With the help of a pair of Georgia Tech scientists, NASA announced this morning that it has found strong evidence of flowing water on Mars, raising the tantalizing possibility of extraterrestrial life.

Led by Georgia Tech doctoral candidate Lujendra Ojha, the scientists used instruments on board NASA’s Mars Reconnaissance Orbiter to study mysterious streaks that snake down the Red Planet’s steep slopes. Those streaks — known as recurring slope lineae or RSL — appear during the warmer seasons and then disappear at colder times during the Martian year.

Ojha first noticed the mysterious lines meandering across Mars five years ago when he was an undergraduate student at the University of Arizona.

“When most people talk about water on Mars, they’re usually talking about ancient water or frozen water,” Ojha said in a prepared statement. “But there’s more. This is the first spectral detection that unambiguously supports our liquid water-formation hypotheses for RSL.”

Mary Beth Wilhelm, another Georgia Tech doctoral candidate and a NASA researcher, co-authored a paper about the findings with Ojha and others.

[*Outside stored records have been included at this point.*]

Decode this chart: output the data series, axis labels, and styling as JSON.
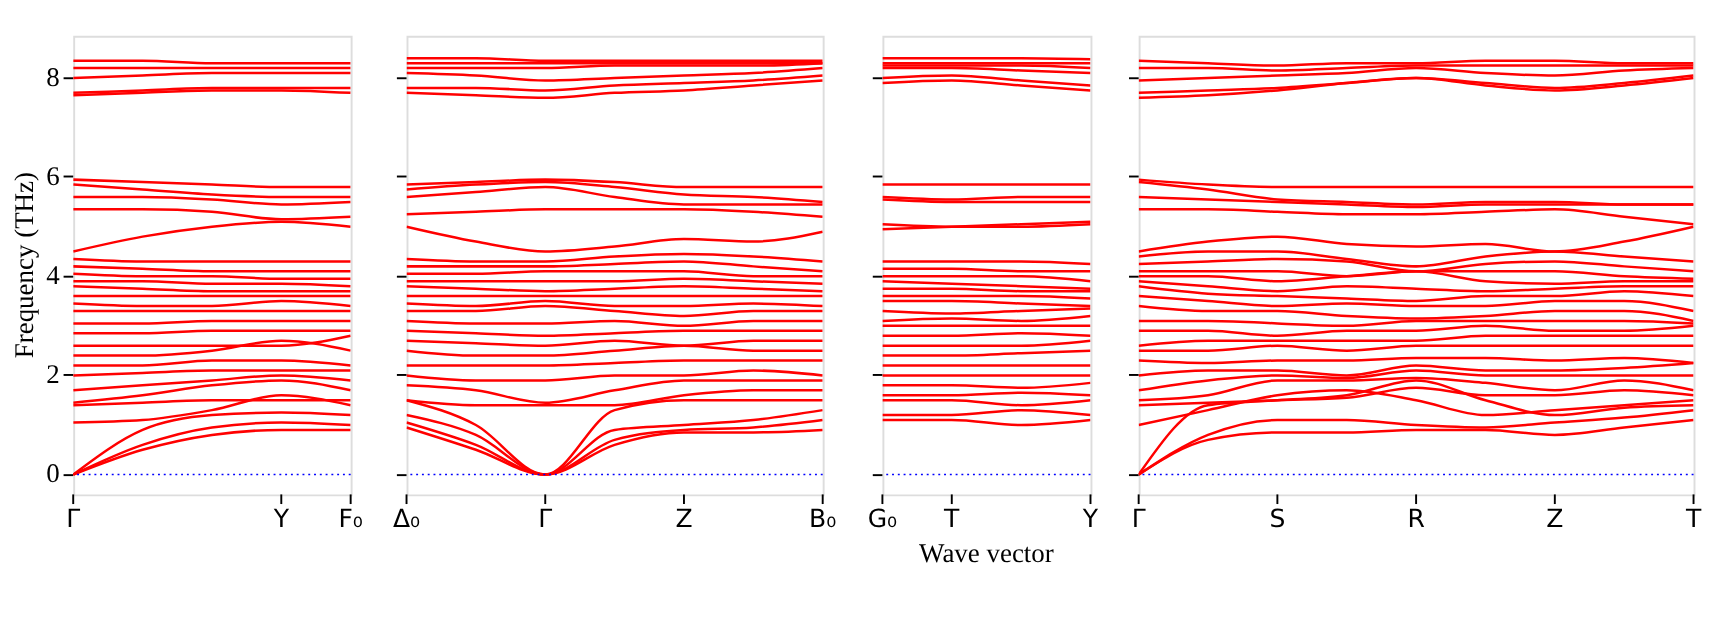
{
  "chart_data": [
    {
      "type": "line",
      "ylabel": "Frequency (THz)",
      "categories": [
        "Γ",
        null,
        null,
        "Y",
        "F₀"
      ],
      "ylim": [
        -0.4,
        8.85
      ],
      "yticks": [
        0,
        2,
        4,
        6,
        8
      ],
      "ref_lines": [
        {
          "axis": "y",
          "value": 0,
          "color": "#0000ff",
          "line_style": "dotted"
        }
      ],
      "series": [
        {
          "color": "#ff0000",
          "values": [
            0,
            0.5,
            0.8,
            0.9,
            0.9
          ]
        },
        {
          "color": "#ff0000",
          "values": [
            0,
            0.6,
            0.95,
            1.05,
            1.0
          ]
        },
        {
          "color": "#ff0000",
          "values": [
            0,
            0.9,
            1.2,
            1.25,
            1.2
          ]
        },
        {
          "color": "#ff0000",
          "values": [
            1.05,
            1.1,
            1.3,
            1.6,
            1.4
          ]
        },
        {
          "color": "#ff0000",
          "values": [
            1.4,
            1.45,
            1.5,
            1.5,
            1.5
          ]
        },
        {
          "color": "#ff0000",
          "values": [
            1.45,
            1.6,
            1.8,
            1.9,
            1.7
          ]
        },
        {
          "color": "#ff0000",
          "values": [
            1.7,
            1.8,
            1.9,
            2.0,
            1.9
          ]
        },
        {
          "color": "#ff0000",
          "values": [
            2.0,
            2.05,
            2.1,
            2.1,
            2.1
          ]
        },
        {
          "color": "#ff0000",
          "values": [
            2.2,
            2.2,
            2.3,
            2.3,
            2.2
          ]
        },
        {
          "color": "#ff0000",
          "values": [
            2.4,
            2.4,
            2.5,
            2.7,
            2.5
          ]
        },
        {
          "color": "#ff0000",
          "values": [
            2.6,
            2.6,
            2.6,
            2.6,
            2.8
          ]
        },
        {
          "color": "#ff0000",
          "values": [
            2.85,
            2.85,
            2.9,
            2.9,
            2.9
          ]
        },
        {
          "color": "#ff0000",
          "values": [
            3.05,
            3.05,
            3.1,
            3.1,
            3.1
          ]
        },
        {
          "color": "#ff0000",
          "values": [
            3.3,
            3.3,
            3.3,
            3.3,
            3.3
          ]
        },
        {
          "color": "#ff0000",
          "values": [
            3.45,
            3.4,
            3.4,
            3.5,
            3.4
          ]
        },
        {
          "color": "#ff0000",
          "values": [
            3.6,
            3.6,
            3.6,
            3.6,
            3.6
          ]
        },
        {
          "color": "#ff0000",
          "values": [
            3.8,
            3.75,
            3.7,
            3.7,
            3.7
          ]
        },
        {
          "color": "#ff0000",
          "values": [
            3.9,
            3.9,
            3.85,
            3.85,
            3.8
          ]
        },
        {
          "color": "#ff0000",
          "values": [
            4.05,
            4.0,
            4.0,
            3.95,
            3.95
          ]
        },
        {
          "color": "#ff0000",
          "values": [
            4.2,
            4.15,
            4.1,
            4.1,
            4.1
          ]
        },
        {
          "color": "#ff0000",
          "values": [
            4.35,
            4.3,
            4.3,
            4.3,
            4.3
          ]
        },
        {
          "color": "#ff0000",
          "values": [
            4.5,
            4.8,
            5.0,
            5.1,
            5.0
          ]
        },
        {
          "color": "#ff0000",
          "values": [
            5.35,
            5.35,
            5.3,
            5.15,
            5.2
          ]
        },
        {
          "color": "#ff0000",
          "values": [
            5.6,
            5.6,
            5.55,
            5.45,
            5.5
          ]
        },
        {
          "color": "#ff0000",
          "values": [
            5.85,
            5.75,
            5.65,
            5.6,
            5.6
          ]
        },
        {
          "color": "#ff0000",
          "values": [
            5.95,
            5.9,
            5.85,
            5.8,
            5.8
          ]
        },
        {
          "color": "#ff0000",
          "values": [
            7.65,
            7.7,
            7.75,
            7.75,
            7.7
          ]
        },
        {
          "color": "#ff0000",
          "values": [
            7.7,
            7.75,
            7.8,
            7.8,
            7.8
          ]
        },
        {
          "color": "#ff0000",
          "values": [
            8.0,
            8.05,
            8.1,
            8.1,
            8.1
          ]
        },
        {
          "color": "#ff0000",
          "values": [
            8.2,
            8.2,
            8.2,
            8.2,
            8.2
          ]
        },
        {
          "color": "#ff0000",
          "values": [
            8.35,
            8.35,
            8.3,
            8.3,
            8.3
          ]
        }
      ]
    },
    {
      "type": "line",
      "tick_labels": "x",
      "categories": [
        "Δ₀",
        null,
        "Γ",
        null,
        "Z",
        null,
        "B₀"
      ],
      "ylim": [
        -0.4,
        8.85
      ],
      "yticks": [
        0,
        2,
        4,
        6,
        8
      ],
      "ref_lines": [
        {
          "axis": "y",
          "value": 0,
          "color": "#0000ff",
          "line_style": "dotted"
        }
      ],
      "series": [
        {
          "color": "#ff0000",
          "values": [
            0.95,
            0.5,
            0,
            0.6,
            0.85,
            0.85,
            0.9
          ]
        },
        {
          "color": "#ff0000",
          "values": [
            1.05,
            0.6,
            0,
            0.7,
            0.9,
            0.95,
            1.1
          ]
        },
        {
          "color": "#ff0000",
          "values": [
            1.2,
            0.8,
            0,
            0.9,
            1.0,
            1.1,
            1.3
          ]
        },
        {
          "color": "#ff0000",
          "values": [
            1.5,
            1.0,
            0,
            1.3,
            1.5,
            1.5,
            1.5
          ]
        },
        {
          "color": "#ff0000",
          "values": [
            1.5,
            1.4,
            1.4,
            1.4,
            1.6,
            1.7,
            1.7
          ]
        },
        {
          "color": "#ff0000",
          "values": [
            1.8,
            1.7,
            1.45,
            1.7,
            1.9,
            1.9,
            1.9
          ]
        },
        {
          "color": "#ff0000",
          "values": [
            2.0,
            1.9,
            1.9,
            2.0,
            2.0,
            2.1,
            2.0
          ]
        },
        {
          "color": "#ff0000",
          "values": [
            2.2,
            2.2,
            2.2,
            2.25,
            2.3,
            2.3,
            2.3
          ]
        },
        {
          "color": "#ff0000",
          "values": [
            2.5,
            2.4,
            2.4,
            2.5,
            2.6,
            2.5,
            2.5
          ]
        },
        {
          "color": "#ff0000",
          "values": [
            2.7,
            2.65,
            2.6,
            2.7,
            2.6,
            2.7,
            2.7
          ]
        },
        {
          "color": "#ff0000",
          "values": [
            2.9,
            2.85,
            2.8,
            2.85,
            2.9,
            2.9,
            2.9
          ]
        },
        {
          "color": "#ff0000",
          "values": [
            3.1,
            3.05,
            3.05,
            3.1,
            3.0,
            3.1,
            3.1
          ]
        },
        {
          "color": "#ff0000",
          "values": [
            3.3,
            3.3,
            3.4,
            3.3,
            3.2,
            3.3,
            3.3
          ]
        },
        {
          "color": "#ff0000",
          "values": [
            3.45,
            3.4,
            3.5,
            3.4,
            3.4,
            3.45,
            3.4
          ]
        },
        {
          "color": "#ff0000",
          "values": [
            3.6,
            3.6,
            3.6,
            3.6,
            3.6,
            3.6,
            3.6
          ]
        },
        {
          "color": "#ff0000",
          "values": [
            3.8,
            3.75,
            3.7,
            3.75,
            3.8,
            3.75,
            3.7
          ]
        },
        {
          "color": "#ff0000",
          "values": [
            3.9,
            3.9,
            3.9,
            3.9,
            3.95,
            3.9,
            3.85
          ]
        },
        {
          "color": "#ff0000",
          "values": [
            4.05,
            4.05,
            4.1,
            4.1,
            4.1,
            4.0,
            4.0
          ]
        },
        {
          "color": "#ff0000",
          "values": [
            4.2,
            4.2,
            4.2,
            4.25,
            4.3,
            4.2,
            4.1
          ]
        },
        {
          "color": "#ff0000",
          "values": [
            4.35,
            4.3,
            4.3,
            4.4,
            4.45,
            4.4,
            4.3
          ]
        },
        {
          "color": "#ff0000",
          "values": [
            5.0,
            4.7,
            4.5,
            4.6,
            4.75,
            4.7,
            4.9
          ]
        },
        {
          "color": "#ff0000",
          "values": [
            5.25,
            5.3,
            5.35,
            5.35,
            5.35,
            5.3,
            5.2
          ]
        },
        {
          "color": "#ff0000",
          "values": [
            5.6,
            5.7,
            5.8,
            5.6,
            5.45,
            5.45,
            5.45
          ]
        },
        {
          "color": "#ff0000",
          "values": [
            5.75,
            5.85,
            5.9,
            5.8,
            5.65,
            5.6,
            5.5
          ]
        },
        {
          "color": "#ff0000",
          "values": [
            5.85,
            5.9,
            5.95,
            5.9,
            5.8,
            5.8,
            5.8
          ]
        },
        {
          "color": "#ff0000",
          "values": [
            7.7,
            7.65,
            7.6,
            7.7,
            7.75,
            7.85,
            7.95
          ]
        },
        {
          "color": "#ff0000",
          "values": [
            7.8,
            7.8,
            7.75,
            7.85,
            7.9,
            7.95,
            8.05
          ]
        },
        {
          "color": "#ff0000",
          "values": [
            8.1,
            8.05,
            7.95,
            8.0,
            8.05,
            8.1,
            8.2
          ]
        },
        {
          "color": "#ff0000",
          "values": [
            8.2,
            8.2,
            8.2,
            8.25,
            8.25,
            8.25,
            8.3
          ]
        },
        {
          "color": "#ff0000",
          "values": [
            8.3,
            8.3,
            8.3,
            8.3,
            8.3,
            8.3,
            8.3
          ]
        },
        {
          "color": "#ff0000",
          "values": [
            8.4,
            8.4,
            8.35,
            8.35,
            8.35,
            8.35,
            8.35
          ]
        }
      ]
    },
    {
      "type": "line",
      "tick_labels": "x",
      "xlabel": "Wave vector",
      "categories": [
        "G₀",
        "T",
        null,
        "Y"
      ],
      "ylim": [
        -0.4,
        8.85
      ],
      "yticks": [
        0,
        2,
        4,
        6,
        8
      ],
      "ref_lines": [
        {
          "axis": "y",
          "value": 0,
          "color": "#0000ff",
          "line_style": "dotted"
        }
      ],
      "series": [
        {
          "color": "#ff0000",
          "values": [
            1.1,
            1.1,
            1.0,
            1.1
          ]
        },
        {
          "color": "#ff0000",
          "values": [
            1.2,
            1.2,
            1.3,
            1.2
          ]
        },
        {
          "color": "#ff0000",
          "values": [
            1.5,
            1.5,
            1.4,
            1.5
          ]
        },
        {
          "color": "#ff0000",
          "values": [
            1.6,
            1.6,
            1.65,
            1.6
          ]
        },
        {
          "color": "#ff0000",
          "values": [
            1.8,
            1.8,
            1.75,
            1.85
          ]
        },
        {
          "color": "#ff0000",
          "values": [
            2.0,
            2.0,
            2.0,
            2.0
          ]
        },
        {
          "color": "#ff0000",
          "values": [
            2.2,
            2.2,
            2.2,
            2.2
          ]
        },
        {
          "color": "#ff0000",
          "values": [
            2.4,
            2.4,
            2.45,
            2.5
          ]
        },
        {
          "color": "#ff0000",
          "values": [
            2.6,
            2.6,
            2.6,
            2.7
          ]
        },
        {
          "color": "#ff0000",
          "values": [
            2.8,
            2.8,
            2.85,
            2.8
          ]
        },
        {
          "color": "#ff0000",
          "values": [
            3.0,
            3.0,
            3.0,
            3.0
          ]
        },
        {
          "color": "#ff0000",
          "values": [
            3.1,
            3.15,
            3.1,
            3.2
          ]
        },
        {
          "color": "#ff0000",
          "values": [
            3.3,
            3.25,
            3.3,
            3.35
          ]
        },
        {
          "color": "#ff0000",
          "values": [
            3.5,
            3.5,
            3.45,
            3.4
          ]
        },
        {
          "color": "#ff0000",
          "values": [
            3.6,
            3.6,
            3.6,
            3.55
          ]
        },
        {
          "color": "#ff0000",
          "values": [
            3.75,
            3.75,
            3.7,
            3.7
          ]
        },
        {
          "color": "#ff0000",
          "values": [
            3.9,
            3.85,
            3.8,
            3.75
          ]
        },
        {
          "color": "#ff0000",
          "values": [
            4.0,
            4.0,
            4.0,
            3.9
          ]
        },
        {
          "color": "#ff0000",
          "values": [
            4.15,
            4.15,
            4.1,
            4.1
          ]
        },
        {
          "color": "#ff0000",
          "values": [
            4.3,
            4.3,
            4.3,
            4.25
          ]
        },
        {
          "color": "#ff0000",
          "values": [
            4.95,
            5.0,
            5.05,
            5.1
          ]
        },
        {
          "color": "#ff0000",
          "values": [
            5.05,
            5.0,
            5.0,
            5.05
          ]
        },
        {
          "color": "#ff0000",
          "values": [
            5.55,
            5.5,
            5.5,
            5.5
          ]
        },
        {
          "color": "#ff0000",
          "values": [
            5.6,
            5.55,
            5.6,
            5.6
          ]
        },
        {
          "color": "#ff0000",
          "values": [
            5.85,
            5.85,
            5.85,
            5.85
          ]
        },
        {
          "color": "#ff0000",
          "values": [
            7.9,
            7.95,
            7.85,
            7.75
          ]
        },
        {
          "color": "#ff0000",
          "values": [
            8.0,
            8.05,
            7.95,
            7.85
          ]
        },
        {
          "color": "#ff0000",
          "values": [
            8.2,
            8.2,
            8.15,
            8.1
          ]
        },
        {
          "color": "#ff0000",
          "values": [
            8.25,
            8.25,
            8.25,
            8.2
          ]
        },
        {
          "color": "#ff0000",
          "values": [
            8.3,
            8.3,
            8.3,
            8.3
          ]
        },
        {
          "color": "#ff0000",
          "values": [
            8.4,
            8.4,
            8.4,
            8.38
          ]
        }
      ]
    },
    {
      "type": "line",
      "tick_labels": "x",
      "categories": [
        "Γ",
        null,
        "S",
        null,
        "R",
        null,
        "Z",
        null,
        "T"
      ],
      "ylim": [
        -0.4,
        8.85
      ],
      "yticks": [
        0,
        2,
        4,
        6,
        8
      ],
      "ref_lines": [
        {
          "axis": "y",
          "value": 0,
          "color": "#0000ff",
          "line_style": "dotted"
        }
      ],
      "series": [
        {
          "color": "#ff0000",
          "values": [
            0,
            0.7,
            0.85,
            0.85,
            0.9,
            0.9,
            0.8,
            0.95,
            1.1
          ]
        },
        {
          "color": "#ff0000",
          "values": [
            0,
            0.8,
            1.1,
            1.1,
            1.0,
            0.95,
            1.05,
            1.15,
            1.3
          ]
        },
        {
          "color": "#ff0000",
          "values": [
            0,
            1.4,
            1.5,
            1.6,
            1.9,
            1.5,
            1.2,
            1.35,
            1.4
          ]
        },
        {
          "color": "#ff0000",
          "values": [
            1.0,
            1.3,
            1.6,
            1.7,
            1.5,
            1.2,
            1.3,
            1.4,
            1.5
          ]
        },
        {
          "color": "#ff0000",
          "values": [
            1.4,
            1.45,
            1.5,
            1.55,
            1.75,
            1.6,
            1.6,
            1.7,
            1.6
          ]
        },
        {
          "color": "#ff0000",
          "values": [
            1.5,
            1.6,
            1.9,
            1.9,
            1.95,
            1.85,
            1.7,
            1.9,
            1.7
          ]
        },
        {
          "color": "#ff0000",
          "values": [
            1.7,
            1.9,
            2.0,
            1.95,
            2.1,
            2.0,
            2.0,
            2.0,
            2.0
          ]
        },
        {
          "color": "#ff0000",
          "values": [
            2.0,
            2.1,
            2.1,
            2.0,
            2.2,
            2.1,
            2.1,
            2.15,
            2.25
          ]
        },
        {
          "color": "#ff0000",
          "values": [
            2.3,
            2.25,
            2.3,
            2.3,
            2.35,
            2.35,
            2.3,
            2.35,
            2.25
          ]
        },
        {
          "color": "#ff0000",
          "values": [
            2.5,
            2.5,
            2.6,
            2.5,
            2.6,
            2.6,
            2.6,
            2.6,
            2.6
          ]
        },
        {
          "color": "#ff0000",
          "values": [
            2.6,
            2.7,
            2.7,
            2.7,
            2.7,
            2.8,
            2.8,
            2.8,
            2.8
          ]
        },
        {
          "color": "#ff0000",
          "values": [
            2.9,
            2.9,
            2.8,
            2.9,
            2.9,
            3.0,
            2.9,
            2.9,
            3.0
          ]
        },
        {
          "color": "#ff0000",
          "values": [
            3.1,
            3.1,
            3.05,
            3.0,
            3.1,
            3.1,
            3.1,
            3.1,
            3.05
          ]
        },
        {
          "color": "#ff0000",
          "values": [
            3.4,
            3.3,
            3.3,
            3.2,
            3.15,
            3.2,
            3.3,
            3.3,
            3.1
          ]
        },
        {
          "color": "#ff0000",
          "values": [
            3.6,
            3.5,
            3.4,
            3.45,
            3.4,
            3.4,
            3.5,
            3.5,
            3.3
          ]
        },
        {
          "color": "#ff0000",
          "values": [
            3.8,
            3.65,
            3.6,
            3.55,
            3.5,
            3.6,
            3.6,
            3.7,
            3.6
          ]
        },
        {
          "color": "#ff0000",
          "values": [
            3.9,
            3.8,
            3.7,
            3.8,
            3.75,
            3.7,
            3.75,
            3.8,
            3.8
          ]
        },
        {
          "color": "#ff0000",
          "values": [
            4.0,
            4.0,
            3.9,
            4.0,
            4.1,
            3.9,
            3.85,
            3.9,
            3.9
          ]
        },
        {
          "color": "#ff0000",
          "values": [
            4.1,
            4.1,
            4.1,
            4.0,
            4.1,
            4.1,
            4.1,
            4.0,
            3.95
          ]
        },
        {
          "color": "#ff0000",
          "values": [
            4.25,
            4.3,
            4.35,
            4.3,
            4.1,
            4.25,
            4.3,
            4.2,
            4.1
          ]
        },
        {
          "color": "#ff0000",
          "values": [
            4.4,
            4.5,
            4.5,
            4.35,
            4.2,
            4.4,
            4.5,
            4.4,
            4.3
          ]
        },
        {
          "color": "#ff0000",
          "values": [
            4.5,
            4.7,
            4.8,
            4.65,
            4.6,
            4.65,
            4.5,
            4.7,
            5.0
          ]
        },
        {
          "color": "#ff0000",
          "values": [
            5.35,
            5.35,
            5.3,
            5.25,
            5.25,
            5.3,
            5.35,
            5.2,
            5.05
          ]
        },
        {
          "color": "#ff0000",
          "values": [
            5.6,
            5.55,
            5.5,
            5.45,
            5.4,
            5.45,
            5.45,
            5.45,
            5.45
          ]
        },
        {
          "color": "#ff0000",
          "values": [
            5.9,
            5.75,
            5.55,
            5.5,
            5.45,
            5.5,
            5.5,
            5.45,
            5.45
          ]
        },
        {
          "color": "#ff0000",
          "values": [
            5.95,
            5.85,
            5.8,
            5.8,
            5.8,
            5.8,
            5.8,
            5.8,
            5.8
          ]
        },
        {
          "color": "#ff0000",
          "values": [
            7.6,
            7.65,
            7.75,
            7.9,
            8.0,
            7.85,
            7.75,
            7.85,
            8.0
          ]
        },
        {
          "color": "#ff0000",
          "values": [
            7.7,
            7.75,
            7.8,
            7.9,
            8.0,
            7.9,
            7.8,
            7.9,
            8.05
          ]
        },
        {
          "color": "#ff0000",
          "values": [
            7.95,
            8.0,
            8.05,
            8.1,
            8.2,
            8.1,
            8.05,
            8.15,
            8.2
          ]
        },
        {
          "color": "#ff0000",
          "values": [
            8.2,
            8.2,
            8.15,
            8.2,
            8.25,
            8.25,
            8.25,
            8.25,
            8.25
          ]
        },
        {
          "color": "#ff0000",
          "values": [
            8.35,
            8.3,
            8.25,
            8.3,
            8.3,
            8.35,
            8.35,
            8.3,
            8.3
          ]
        }
      ]
    }
  ]
}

“Almost 40 years after the Viking landers first analyzed the soils on Mars, it’s exciting that we’re able to expand the places where this important resource might be concentrated on the red planet,” she said.

The discovery team also includes researchers from NASA’s Ames Research Center, the Johns Hopkins University Applied Physics Laboratory, University of Arizona, Southwest Research Institute and Laboratoire de Planétologie et Géodynamique.

NASA made the announcement at an 11:30 a.m. news conference at is headquarters in Washington. The event was broadcast live on the agency’s website. Ojha and Wilhelm’s adviser at Georgia Tech, Assistant Professor James Wray, will be gathering with other Tech students to watch the event on the Atlanta campus this morning.